Pese a ello, el Ejecutivo de Sánchez está dispuesto a imponer esa tasa en solitario. El acuerdo con Podemos contempla un gravamen del 0,2% a la compra de acciones españolas ejecutadas por operadores del sector financiero. La medida se limitará a los títulos emitidos en España por empresas cotizadas cuya capitalización bursátil sea superior a 1.000 millones de euros, y quedan fuera del impuesto la deuda tanto pública como de empresas, así como los derivados.

A ello se suma el impuesto a las tecnológicas. Se crea un impuesto sobre Servicios Digitales que gravará con un itpo del 3% actividades y servicios propios de la economía digital que hoy no tributan como los servicios de publicidad en línea, los servicios de intermediación en línea y la venta de datos generados a partir de información proporcionada por el usuario. Este gravamen se aplicará a empresas con ingresos anuales a nivel global de al menos 750 millones euros y con una facturación en España superior a los 3 millones.

Socimis y sicav

El acuerdo devolverá el control a efectos tributarios de las sicav, ahora en manos de la Comisión Nacional del Mercado de Valores (CNMV), como adelantó ABC. Además, se fijarán requisitos adicionales para la aplicación por las sicav del tipo impositivo reducido del que gozan, un tope a la concentración de capital de la sociedad en manos de un mismo inversor. Por otro lado, las socimis (sociedades de inversión inmobiliaria), que tienen un tipo del 0% por las rentas obtenidas en el ejercicio por su actividad de alquiler inmuebles, y un 15% por el resto, tendrán que abonar un tipo del 15% sobre los beneficios no distribuidos.

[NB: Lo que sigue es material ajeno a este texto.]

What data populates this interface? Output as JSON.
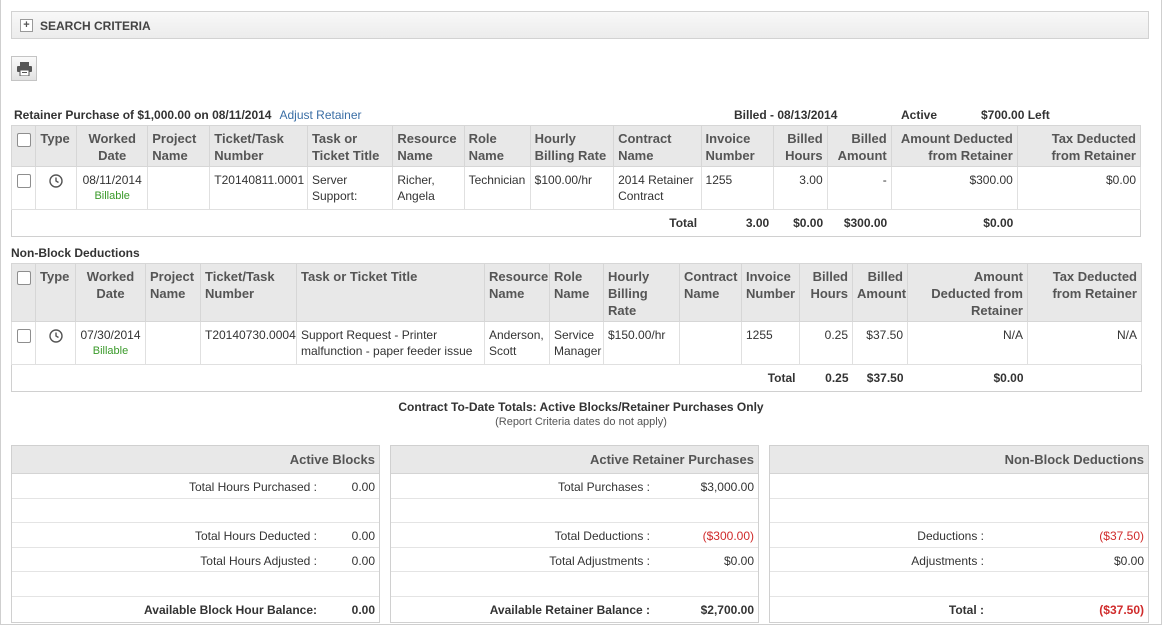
{
  "search": {
    "title": "SEARCH CRITERIA",
    "expand": "+"
  },
  "retainer": {
    "title": "Retainer Purchase of $1,000.00 on 08/11/2014",
    "adjust_link": "Adjust Retainer",
    "billed": "Billed - 08/13/2014",
    "status": "Active",
    "left": "$700.00 Left",
    "columns": [
      "Type",
      "Worked Date",
      "Project Name",
      "Ticket/Task Number",
      "Task or Ticket Title",
      "Resource Name",
      "Role Name",
      "Hourly Billing Rate",
      "Contract Name",
      "Invoice Number",
      "Billed Hours",
      "Billed Amount",
      "Amount Deducted from Retainer",
      "Tax Deducted from Retainer"
    ],
    "row": {
      "date": "08/11/2014",
      "billable": "Billable",
      "project": "",
      "ticket": "T20140811.0001",
      "title": "Server Support:",
      "resource": "Richer, Angela",
      "role": "Technician",
      "rate": "$100.00/hr",
      "contract": "2014 Retainer Contract",
      "invoice": "1255",
      "hours": "3.00",
      "amount": "-",
      "deducted": "$300.00",
      "tax": "$0.00"
    },
    "total": {
      "label": "Total",
      "hours": "3.00",
      "amount": "$0.00",
      "deducted": "$300.00",
      "tax": "$0.00"
    }
  },
  "nonblock": {
    "title": "Non-Block Deductions",
    "columns": [
      "Type",
      "Worked Date",
      "Project Name",
      "Ticket/Task Number",
      "Task or Ticket Title",
      "Resource Name",
      "Role Name",
      "Hourly Billing Rate",
      "Contract Name",
      "Invoice Number",
      "Billed Hours",
      "Billed Amount",
      "Amount Deducted from Retainer",
      "Tax Deducted from Retainer"
    ],
    "row": {
      "date": "07/30/2014",
      "billable": "Billable",
      "project": "",
      "ticket": "T20140730.0004",
      "title": "Support Request - Printer malfunction - paper feeder issue",
      "resource": "Anderson, Scott",
      "role": "Service Manager",
      "rate": "$150.00/hr",
      "contract": "",
      "invoice": "1255",
      "hours": "0.25",
      "amount": "$37.50",
      "deducted": "N/A",
      "tax": "N/A"
    },
    "total": {
      "label": "Total",
      "hours": "0.25",
      "amount": "$37.50",
      "deducted": "$0.00"
    }
  },
  "totals": {
    "title": "Contract To-Date Totals: Active Blocks/Retainer Purchases Only",
    "subtitle": "(Report Criteria dates do not apply)",
    "active_blocks": {
      "header": "Active Blocks",
      "purchased_label": "Total Hours Purchased :",
      "purchased": "0.00",
      "deducted_label": "Total Hours Deducted :",
      "deducted": "0.00",
      "adjusted_label": "Total Hours Adjusted :",
      "adjusted": "0.00",
      "balance_label": "Available Block Hour Balance:",
      "balance": "0.00"
    },
    "retainer": {
      "header": "Active Retainer Purchases",
      "purchases_label": "Total Purchases :",
      "purchases": "$3,000.00",
      "deductions_label": "Total Deductions :",
      "deductions": "($300.00)",
      "adjustments_label": "Total Adjustments :",
      "adjustments": "$0.00",
      "balance_label": "Available Retainer Balance :",
      "balance": "$2,700.00"
    },
    "nonblock": {
      "header": "Non-Block Deductions",
      "deductions_label": "Deductions :",
      "deductions": "($37.50)",
      "adjustments_label": "Adjustments :",
      "adjustments": "$0.00",
      "total_label": "Total :",
      "total": "($37.50)"
    }
  },
  "colors": {
    "link": "#3a6ea5",
    "billable": "#3a9a2a",
    "negative": "#d02b2b",
    "header_bg": "#e8e8e8"
  }
}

Rentas altas y grandes patrimonios

Junto a las personas jurídicas, las personas físicas con rentas y patrimonios mayores verán también elevada la presión fiscal. Por ejemplo, se incrementan dos puntos los tipos impositivos sobre la base general del IRPF para aquellos contribuyentes con ingresos anuales superiores a los 130.000 euros, del 22,5% al 24,5%, y cuatro puntos, hasta el 26,5%, aquellos que ganen más de 300.000 euros. Esta medida implicaría que al sumar el tramo autonómico, en comunidades como Asturias, Andalucía y Cataluña supondría elevar el tipo máximo del impuesto para quienes ganen más de 300.000 euros hasta el 52%.

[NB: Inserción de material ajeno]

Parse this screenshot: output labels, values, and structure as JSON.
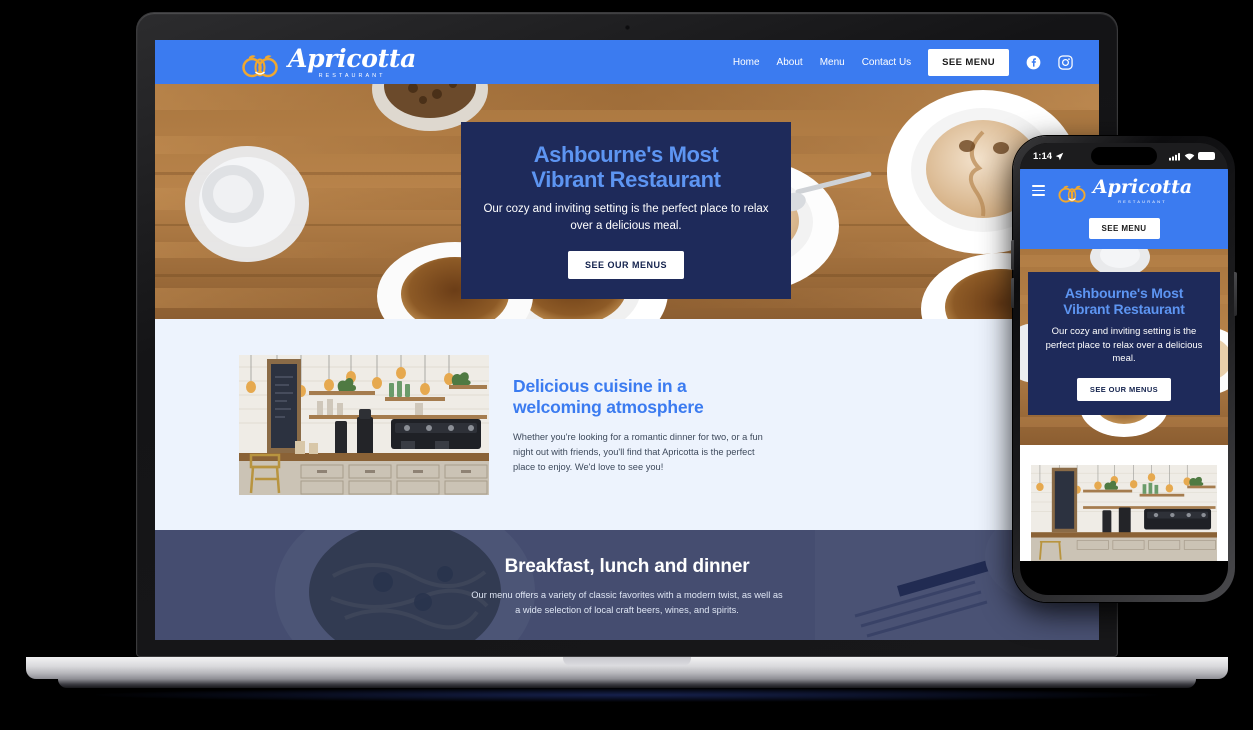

Las rentas del ahorro más elevadas también pagarán más. Así, el tipo estatal sobre las rentas del capital se incrementará en cuatro puntos porcentuales para rentas superiores a los 140.000 euros. Gobierno y Podemos han pactado además incrementar el 1% en el impuesto de Patrimonio a las fortunas de más de 10 millones de euros. «Para poder financiar correctamente el Estado de bienestar, es imprescindible reforzar la progresividad general del sistema, y en particular recuperar el gravamen a los grandes patrimonios, que pueden aportar más», justifican.

IVA a compresas y mascotas

El pacto de los Presupuestos también incluye una serie de rebajas en el Impuesto sobre el Valor Añadido (IVA). En concreto, los productos de higiene femenina, como compresas y tampones, pasarán de pagar el 10% al 4%. Además, se reducirá el tipo de los servicios veterinarios al tipo reducido del 10%.